Am Donnerstagnachmittag jedoch erhielt ich einen Anruf vom Sicherheitsbüro in Tel Aviv. Man teilte mir mit, dass ich nicht reisen könne – gar nicht! Ich hatte nur noch achtundvierzig Stunden bis zum Flug von Amman nach Nairobi, und man sagte mir, ich könne Gaza nicht verlassen. Ich fragte, was um alles in der Welt da los sei, und bekam zur Antwort: »Sie dürfen aus Sicherheitsgründen nicht reisen.«
Nachdem ich aufgelegt hatte, rief ich meinen Freund Shlomi Eldar an, einen bekannten israelischen Fernsehjournalisten, der auch für verschiedene israelische Zeitungen schreibt.

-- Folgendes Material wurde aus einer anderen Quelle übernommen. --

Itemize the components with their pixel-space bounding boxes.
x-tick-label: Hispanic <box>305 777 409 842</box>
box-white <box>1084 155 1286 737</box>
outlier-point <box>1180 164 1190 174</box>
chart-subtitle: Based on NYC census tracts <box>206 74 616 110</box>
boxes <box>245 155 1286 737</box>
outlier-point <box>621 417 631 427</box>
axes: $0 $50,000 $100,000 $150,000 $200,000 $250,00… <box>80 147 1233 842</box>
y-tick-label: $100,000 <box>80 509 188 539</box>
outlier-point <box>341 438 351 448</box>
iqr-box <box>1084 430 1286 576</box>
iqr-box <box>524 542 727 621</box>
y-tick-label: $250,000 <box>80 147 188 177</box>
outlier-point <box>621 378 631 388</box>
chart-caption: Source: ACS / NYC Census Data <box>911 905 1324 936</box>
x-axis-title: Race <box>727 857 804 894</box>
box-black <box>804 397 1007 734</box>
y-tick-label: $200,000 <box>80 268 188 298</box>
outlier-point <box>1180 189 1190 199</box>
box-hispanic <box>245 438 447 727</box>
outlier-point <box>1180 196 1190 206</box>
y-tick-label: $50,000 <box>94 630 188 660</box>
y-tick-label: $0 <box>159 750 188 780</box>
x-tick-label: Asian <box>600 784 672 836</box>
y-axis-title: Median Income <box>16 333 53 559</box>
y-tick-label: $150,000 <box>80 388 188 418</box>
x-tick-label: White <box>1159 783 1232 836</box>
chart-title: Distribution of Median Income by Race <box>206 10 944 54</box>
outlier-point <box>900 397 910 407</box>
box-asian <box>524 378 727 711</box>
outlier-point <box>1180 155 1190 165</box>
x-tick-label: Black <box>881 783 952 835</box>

Wir hatten uns ein paar Jahre zuvor am Übergang Eres kennengelernt, als er mit einem Kameramann nach Gaza kam, um eine Story zu drehen. Ich hatte gerade ein Buch gelesen, das er zu Gaza veröffentlicht hatte, und wir sprachen eine Weile darüber. Als er meine Geschichte hörte, konnte er sie genauso wenig begreifen wie ich: »Wenn du nicht reisen kannst, heißt das, dass niemand reisen darf. Was geht da vor? Ich werde darüber berichten.«
Er rief den diensthabenden Offizier in Eres an und bat ihn um ein Interview. Währenddessen telefonierte ich mit einem anderen Freund in Israel, der mir versprach, sich um die Sache zu kümmern. Einige Minuten später rief er zurück und sagte: »Die meinen es ernst, sie wollen dich nicht fliegen lassen. Du sollst eine Woche warten.«
Warum gerade jetzt? Was war mit meinem Flugticket, meinen Terminen, meinem Vorstellungsgespräch und meiner Fortbildung? Was sollte ich tun? Wie konnte ich es zulassen, dass diese Leute mir einen schlechten Ruf einhandelten? Warum hatten sie mich in Israel arbeiten lassen, wenn ich ein Sicherheitsrisiko darstellte? Das ergab alles keinen Sinn.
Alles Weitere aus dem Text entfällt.